The Paris Apartment Book Review

The Paris Apartment by Lucy Foley: Book Review

*Warning: This review contains spoilers*

*Content Warning*
This review contains mentions of sex trafficking. 

Introduction

Okay, so… I don’t actually like giving negative reviews of books. I don’t seek out to dislike books. I genuinely always go into a book with the hopes I’ll enjoy it. I would love to live in a world where the lowest rating I ever gave a book was a 3.5, where most books could be 4s and 5s and faves.

Unfortunately, that’s not the case for The Paris Apartment by Lucy Foley. I was so intrigued to read this book because I studied French for five years and wanted to read a thriller with French undertones. 

What I got instead was mostly just a disappointment. 

Summary and Review

First of all, I would like to say that the protagonist of this story, Jess, adds absolutely nothing to the story at all. She isn’t dynamic as a character at all, barely has her own arc, and adds relatively little to the actual plot. In fact, most the plot is taking place in the flashbacks before Jess even arrives in the story. Her character literally exists for no other reason than to guide the reader through the mystery, because Foley needed a POV character who didn’t know the twist and could therefore keep the mystery and mystery. But she didn’t bother to actually give Jess a story of her own. 

Second of all, there is not one single likable character present in this story. You won’t root for anyone, you won’t feel bad for anyone, you won’t really care what happens to any of them. Honestly, you probably won’t even care enough about any of them enough to dislike them either. It’s basically a story about a messed-up, rich, dysfunctional family with a “sinister” secret, so there’s not much to like. I’m not saying you necessarily need a character to be likable to be interesting to read about; villains and morally gray characters are often fun too. But these characters are such bland, flat stock versions of the archetypes they represent that they lack any of the intrigue necessary to even make villains interesting. They basically make this story feel like a caricature of a mystery/thriller story. 

That being said, the part of this story that really, truly made me dislike this book isn’t the boring characters. It’s the recurring element that every member of the family with infatuated and sexually pursuing the same man (??????)

Jess’ brother Ben is the newcomer in town and is apparently going to discover the family’s involvement in their dark secret (spoiler alert, it’s a sex trafficking ring *vomit*). Anyway, the matriarch of the family—a middle aged woman named Sophie—has an affair with the much younger Ben. Her stepson Nick, a man about Ben’s age, also fools around with him, discovering that he’s LGBT in the process, and the nineteen-year-old daughter, Mimi, is literally so infatuated with Ben that she ends up breaking into his apartment, dressing herself in lingerie, sprawling on his bed to wait for him to come home, and then seduce him (????)

I’m sure I don’t need to explain all the levels of absolute creepy that little plot point is.

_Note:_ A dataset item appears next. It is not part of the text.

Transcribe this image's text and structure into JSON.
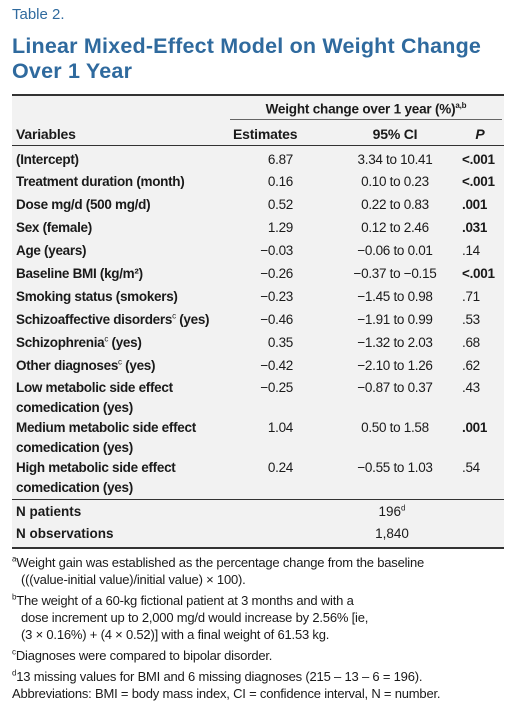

And, especially, imagine if the gender roles were reversed and a guy was breaking into a woman’s apartment who he barely knew and laying himself out on her bed to try and seduce her by surprise when she got home. If you think that’s bad (which you should), then you shouldn’t find it less horrific when Mimi did it just because she’s not a man. 

The storyline between Ben and Nick is also the worst exploration of a coming out/realizing your gay story I have ever read. There was such an underlying homophobic tone to the whole thing that I was practically gagging along with the truly abysmal, harmful representation that Foley gave. 

Aside from the problematic elements of this story, the other truly baffling part of it is that, by the end, I didn’t even understand why these people were all so infatuated with Ben. His character wasn’t fleshed out at all, so there wasn’t anything special about him. If you’re going to have multiple characters all fall head over heels for the same character, you better explore why that character is so magnetic. Otherwise, the reader is just going to be confused like I am about Ben. 

There’s also a lot of “plot twists” at the end of this story that don’t make a whole lot of sense. Sophie is actually formerly one of the sex-trafficked girls and now the family’s matriarch, Mimi isn’t really her daughter, and *gasp* Ben isn’t actually dead! They actually murdered Jacques, one of the stepbrothers, and passed his corpse off as Ben’s to cover it up (how, I really don’t know, forensics exist so…). 

Oh, and in the end, Jess gets money to start a new life if anyone cares. 

Final Thoughts

Unfortunately, I have to give The Paris Apartment 1 star. I didn’t find anything in it that I really liked. If you liked or loved this book, I’m not trying to sway or change your opinion, if anything I’m glad you actually found something to enjoy in it where I didn’t! Sadly, it’s a pass from me.